= Cepheus (son of Aleus) =

Mythical character

In Greek mythology, Cepheus (/ˈsiːfiəs, -fjuːs/; Ancient Greek: Κηφεύς Kephéus) was a king of Tegea in Arcadia. He was an Argonaut, and was, along with most of his twenty sons, killed in Heracles's war against Hippocoon, king of Sparta. He was perhaps the same Cepheus who, according to the mythographer Apollodorus, participated in the Calydonian boar hunt.

== Family ==
Cepheus was a member of the Arcadian royal family, the descendants of Pelasgos, the first king of Arcadia. He was usually said to be the son of Aleus, the king of Tegea in Arcadia. According to Apollodorus, Aleus had, by Neaera the daughter of Pereus, a daughter Auge and two sons Cepheus and Lycurgus. While according to the mythographer Hyginus, Cepheus (the Argonaut) was the son of Aleus and Cleobule. A different tradition perhaps made Cepheus a son of Lycurgus rather than Aleus.

In addition, the Argonaut Amphidamas was said to be another brother of Chepheus and son of Aleus, while according to the geographer Pausanias, Aleus had three sons, Lycurgus, Amphidamas and Cepheus, however Apollodorus has Amphidamas as the son of Lycurgus. According to the historian Diodorus Siculus, Aleus also had a daughter named Alcidice.

Cepheus had twenty sons, one of whom was named Aeropus. He also had a daughter Sterope, who figured in the story of Cepheus's participation in the war against Hippocoon. Pausanias also mentions two other daughters of Cepheus, Aerope, who died giving birth to a son of the god Ares, and Antinoe.

== Mythology ==
In his youth, Cepheus joined Jason and the Argonauts in their quest for the Golden Fleece. He was joined by his brother Amphidamas, and their nephew Ancaeus, the son of their brother Lycurgus. He was also perhaps, along with Ancaeus, one of the many heroes who joined Meleager in hunting the Calydonian boar, since according to Apollodorus, "Ancaeus and Cepheus, sons of Lycurgus, from Arcadia" were among those who participated in the hunt.

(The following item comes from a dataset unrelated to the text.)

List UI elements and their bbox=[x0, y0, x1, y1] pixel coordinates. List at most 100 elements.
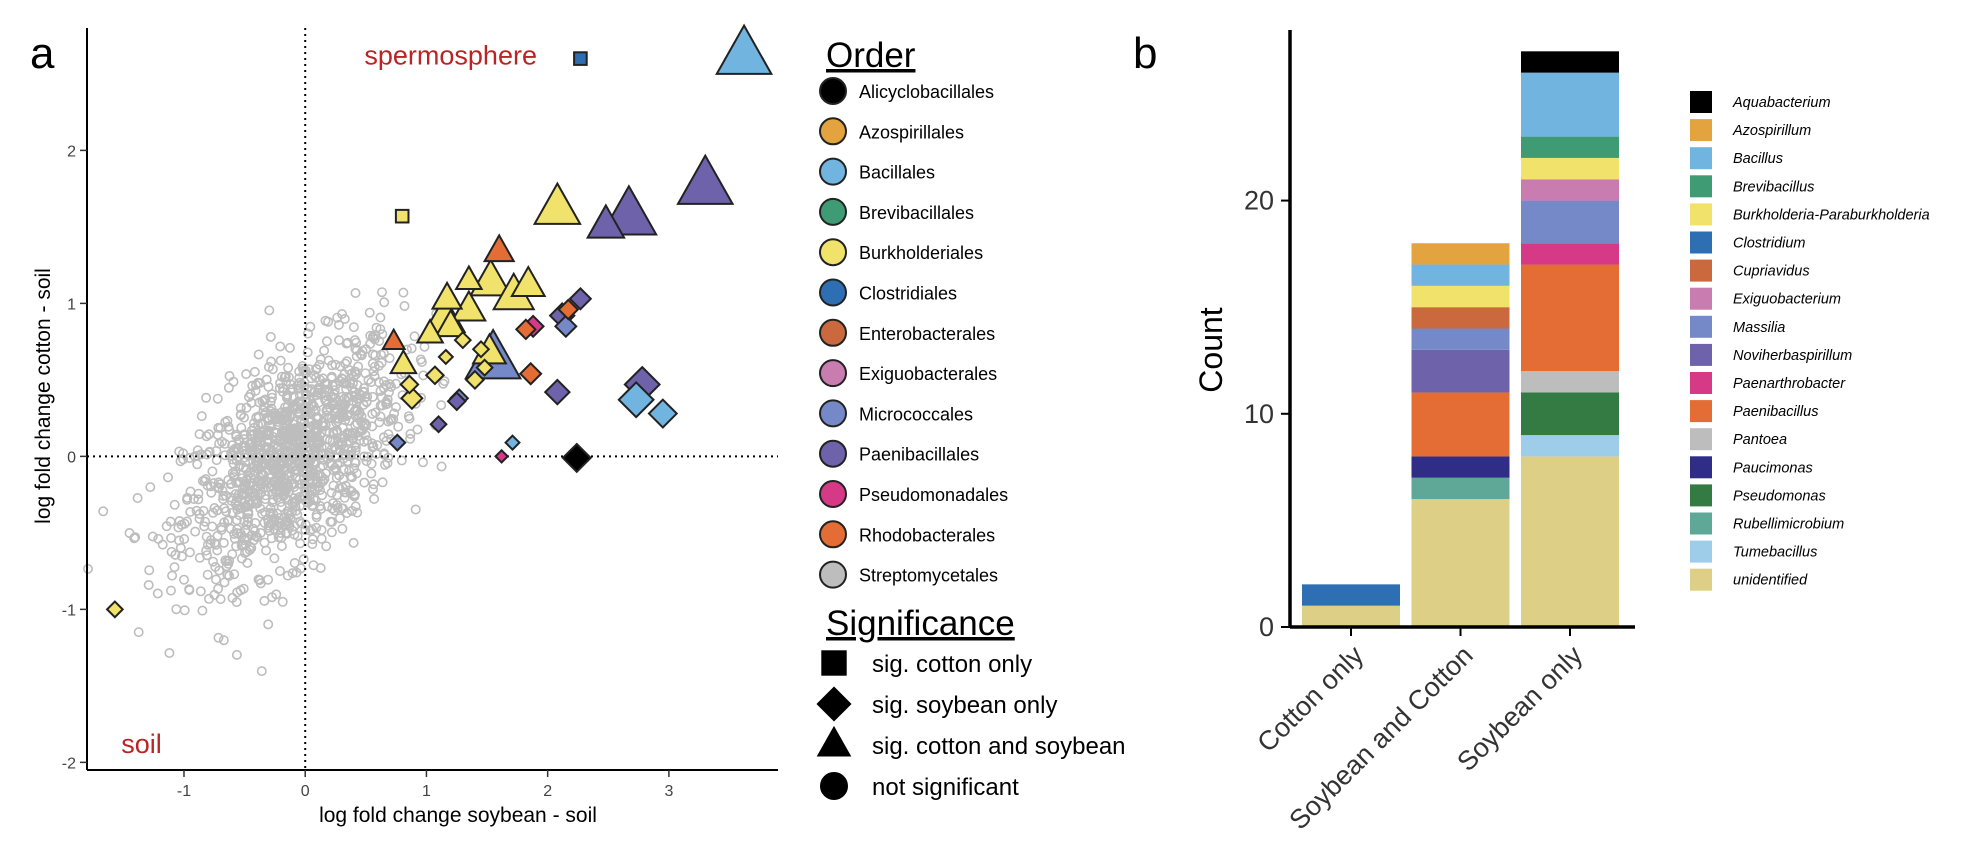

The hero Heracles sought the help of Cepheus and his twenty sons, in his campaign against Hippocoon, king of Sparta. But, according to Apollodorus, Cepheus did not want to leave his kingdom unprotected, fearful that if he did, the Argives would march against Tegea. So Heracles gave Cepheus's daughter Sterope a lock of Medusa the Gorgon's hair, which Athena had given him, saying that if it was held up three times from the city walls, any enemy advancing on the city would turn in flight. Thus persuaded, Cepheus and his twenty sons joined Heracles's expedition against Hippocoon. According to Apolodorus, Cepheus and all of his twenty sons were killed in battle, while according to the historian Diodorus Siculus all were killed except three of the sons.

The city of Caphyae was believed to have received its name from Cepheus. A Cepheus was said to have brought colonists to the town of Kyrenia in Cyprus.